Correct handling of Neumann BCs


rasg
07-03-2004, 10:08 PM
I modified mgfas and its friends to so that I can use Neumann boundary conditions and/or imhomogenous boundary conditions. The test problem I'm trying is
del^2 u = rho
with u = sin(pi*x) * sin(1.5*pi*y) as the trial solution.

So there can either be a Neumann condition at y=1 or I can use the inhomogenous Dirichlet condition u(x,1)=-sin(pi*x)

In both cases a single FMG cycle converges to the level of truncation error, as measured by the rms error with the known solution. (Additional V-cycles do not improve the rms error and it goes down as h^2 as I change the finest grid size.) However, the residual after the FMG cycle is huge (compared with the residual of the known solution using the fine grid residual operator) and does not go down as h^2. Further V-cycles only improve the residual by about a factor of 3 each time for the Neumann case (the inhomogenous Dirichlet gets about a factor of 30 each V-cycle).

The automatic termination condition is also being thwarted because the estimated truncation error is even bigger than the residual, so the routine always terminates after one cycle.

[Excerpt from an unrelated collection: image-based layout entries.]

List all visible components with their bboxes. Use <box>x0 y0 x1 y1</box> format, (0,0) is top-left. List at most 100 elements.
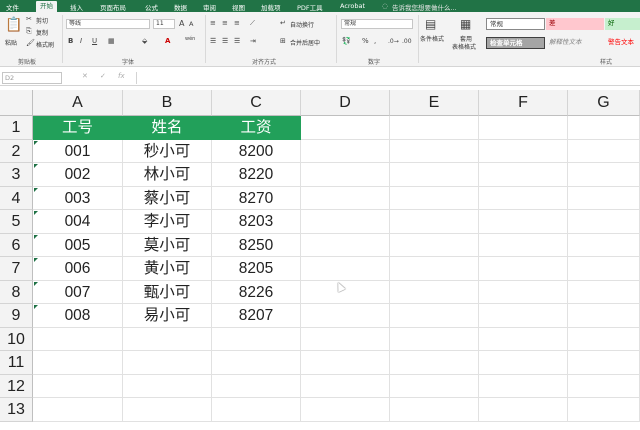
empty-cell[interactable] <box>479 210 568 234</box>
style-bad[interactable]: 差 <box>546 18 604 30</box>
align-center-icon[interactable]: ☰ <box>222 37 228 46</box>
currency-icon[interactable]: 💱 <box>342 37 351 46</box>
data-cell[interactable]: 008 <box>33 304 123 328</box>
empty-cell[interactable] <box>301 280 390 304</box>
row-header[interactable]: 13 <box>0 398 33 422</box>
align-left-icon[interactable]: ☰ <box>210 37 216 46</box>
data-cell[interactable]: 003 <box>33 186 123 210</box>
tab-insert[interactable]: 插入 <box>70 2 83 12</box>
empty-cell[interactable] <box>390 280 479 304</box>
empty-cell[interactable] <box>301 398 390 422</box>
empty-cell[interactable] <box>390 163 479 187</box>
empty-cell[interactable] <box>479 186 568 210</box>
empty-cell[interactable] <box>568 186 640 210</box>
data-cell[interactable]: 8200 <box>212 139 301 163</box>
tab-review[interactable]: 审阅 <box>203 2 216 12</box>
align-right-icon[interactable]: ☰ <box>234 37 240 46</box>
empty-cell[interactable] <box>301 257 390 281</box>
tab-formulas[interactable]: 公式 <box>145 2 158 12</box>
empty-cell[interactable] <box>390 351 479 375</box>
data-cell[interactable]: 8270 <box>212 186 301 210</box>
row-header[interactable]: 8 <box>0 280 33 304</box>
tab-pdf-tools[interactable]: PDF工具 <box>297 2 323 12</box>
empty-cell[interactable] <box>568 163 640 187</box>
empty-cell[interactable] <box>568 116 640 140</box>
empty-cell[interactable] <box>301 163 390 187</box>
empty-cell[interactable] <box>33 374 123 398</box>
style-warning[interactable]: 警告文本 <box>605 37 640 49</box>
increase-decimal-icon[interactable]: .0→ <box>388 37 399 46</box>
row-header[interactable]: 3 <box>0 163 33 187</box>
empty-cell[interactable] <box>301 351 390 375</box>
empty-cell[interactable] <box>479 163 568 187</box>
empty-cell[interactable] <box>301 233 390 257</box>
data-cell[interactable]: 秒小可 <box>123 139 212 163</box>
empty-cell[interactable] <box>479 139 568 163</box>
empty-cell[interactable] <box>568 233 640 257</box>
data-cell[interactable]: 004 <box>33 210 123 234</box>
style-good[interactable]: 好 <box>605 18 640 30</box>
column-header-b[interactable]: B <box>123 90 212 116</box>
data-cell[interactable]: 002 <box>33 163 123 187</box>
empty-cell[interactable] <box>390 398 479 422</box>
data-cell[interactable]: 001 <box>33 139 123 163</box>
empty-cell[interactable] <box>479 374 568 398</box>
cancel-icon[interactable]: ✕ <box>82 72 88 80</box>
data-cell[interactable]: 8226 <box>212 280 301 304</box>
align-bottom-icon[interactable]: ≡ <box>234 19 240 28</box>
column-header-a[interactable]: A <box>33 90 123 116</box>
empty-cell[interactable] <box>568 398 640 422</box>
data-cell[interactable]: 蔡小可 <box>123 186 212 210</box>
conditional-format-icon[interactable]: ▤ <box>425 17 436 31</box>
empty-cell[interactable] <box>123 398 212 422</box>
cut-button[interactable]: 剪切 <box>36 16 48 25</box>
paste-icon[interactable]: 📋 <box>5 18 22 32</box>
empty-cell[interactable] <box>479 233 568 257</box>
merge-icon[interactable]: ⊞ <box>280 37 286 46</box>
tab-data[interactable]: 数据 <box>174 2 187 12</box>
header-cell[interactable]: 姓名 <box>123 116 212 140</box>
percent-button[interactable]: % <box>362 37 369 46</box>
row-header[interactable]: 12 <box>0 374 33 398</box>
empty-cell[interactable] <box>390 327 479 351</box>
empty-cell[interactable] <box>212 374 301 398</box>
column-header-c[interactable]: C <box>212 90 301 116</box>
row-header[interactable]: 7 <box>0 257 33 281</box>
empty-cell[interactable] <box>479 116 568 140</box>
italic-button[interactable]: I <box>80 37 82 46</box>
bold-button[interactable]: B <box>68 37 73 46</box>
select-all-button[interactable] <box>0 90 33 116</box>
tell-me-search[interactable]: 告诉我您想要做什么... <box>392 2 457 12</box>
tab-file[interactable]: 文件 <box>6 2 19 12</box>
shrink-font-button[interactable]: A <box>189 20 193 29</box>
empty-cell[interactable] <box>568 257 640 281</box>
style-check-cell[interactable]: 检查单元格 <box>486 37 545 49</box>
data-cell[interactable]: 8207 <box>212 304 301 328</box>
empty-cell[interactable] <box>212 398 301 422</box>
border-icon[interactable]: ▦ <box>108 37 115 46</box>
row-header[interactable]: 4 <box>0 186 33 210</box>
data-cell[interactable]: 李小可 <box>123 210 212 234</box>
empty-cell[interactable] <box>301 374 390 398</box>
row-header[interactable]: 6 <box>0 233 33 257</box>
comma-button[interactable]: , <box>374 37 376 46</box>
empty-cell[interactable] <box>390 210 479 234</box>
empty-cell[interactable] <box>479 257 568 281</box>
data-cell[interactable]: 8203 <box>212 210 301 234</box>
empty-cell[interactable] <box>568 304 640 328</box>
empty-cell[interactable] <box>568 139 640 163</box>
empty-cell[interactable] <box>479 351 568 375</box>
empty-cell[interactable] <box>301 139 390 163</box>
data-cell[interactable]: 黄小可 <box>123 257 212 281</box>
copy-icon[interactable]: ⎘ <box>26 27 32 36</box>
row-header[interactable]: 10 <box>0 327 33 351</box>
empty-cell[interactable] <box>212 351 301 375</box>
empty-cell[interactable] <box>390 257 479 281</box>
data-cell[interactable]: 易小可 <box>123 304 212 328</box>
row-header[interactable]: 11 <box>0 351 33 375</box>
empty-cell[interactable] <box>33 398 123 422</box>
data-cell[interactable]: 007 <box>33 280 123 304</box>
format-painter-icon[interactable]: 🖌 <box>26 39 35 48</box>
empty-cell[interactable] <box>479 304 568 328</box>
header-cell[interactable]: 工资 <box>212 116 301 140</box>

I'm wondering if I am handling the boundary conditions incorrectly. What is the right way to do that? In particular, restriction seems problematic. Currently, for the Neumann condition I am just ignoring the parts of the stencil that would reach outside the array. However, that means that at the edges the stencil does not sum to 1, which seems a bit odd. Should I renormalize it? How? Divide by the sum of the entries? Or should I double the interior entries (i.e. pretend there is a false boundary such at u(N+1, j) = u(N-1,j) and derive the stencil using that condition). What about the inhomogenous Dirichlet conditions? Right now I am imposing the condition at all levels. Would it be better to get the boundary conditions on the coarse grids by restricting the fine grid condition? If so, then the issue of normalization of the restriction stencil comes up again... (Also, presumably one does not apply the correction to the boundary.) Are there other subtleties as well?

rasg
07-22-2004, 07:59 PM
Well, I managed to solve my problems (but in doing so I discovered another problem; see my other thread). For posterity, here is what I discovered:

It turns out that I did, in fact, need to modify the restriction stencil at the boundary. At the right boundary, for example, a half weight stencil becomes:

( 0 1/8 0 ) ( 0 1/8 x )
(1/8 1/2 1/8) -> (1/4 1/2 x )
( 0 1/8 0) ( 0 1/8 x )

However, this is only to be used if the linear operator corresponding to the stencil is not symmetrized. For example, the standard 5-point difference star at the right boundary (with ghost points u_{i,N+1}), along with the Neumann condition u_{i,N+1} = u_{i,N} ends up with a coeffient of 2 in the western position, while the eastern coefficient of the adjacent stencil is 1:

(0 1 0) (0 1 x)
(1 -4 1) -> (2 -4 x)
(0 1 0) (0 1 x)

If you divide this stencil by 2 (along with the last column of RHS), then the sparse matrix the system represents is symmetric. In that case I found it was appropriate to use the restriction stencil you get by just ignoring the coefficient that refers to the ghost points.

( 0 1/8 x)
(1/8 1/2 x)
( 0 1/8 x)


For inhomogeneous Dirichlet conditions I found that injection on the boundary works just fine. I also tried a prescription that imagines ghost points whose values are a linear extrapolation of the boundary and the point just inside the boundary. I only tried that with full weighting (where it causes the boundary to be interpolated with the one dimensional version of full weighting) and there was no difference in performance, although I suspect it might be better for nonlinear problems.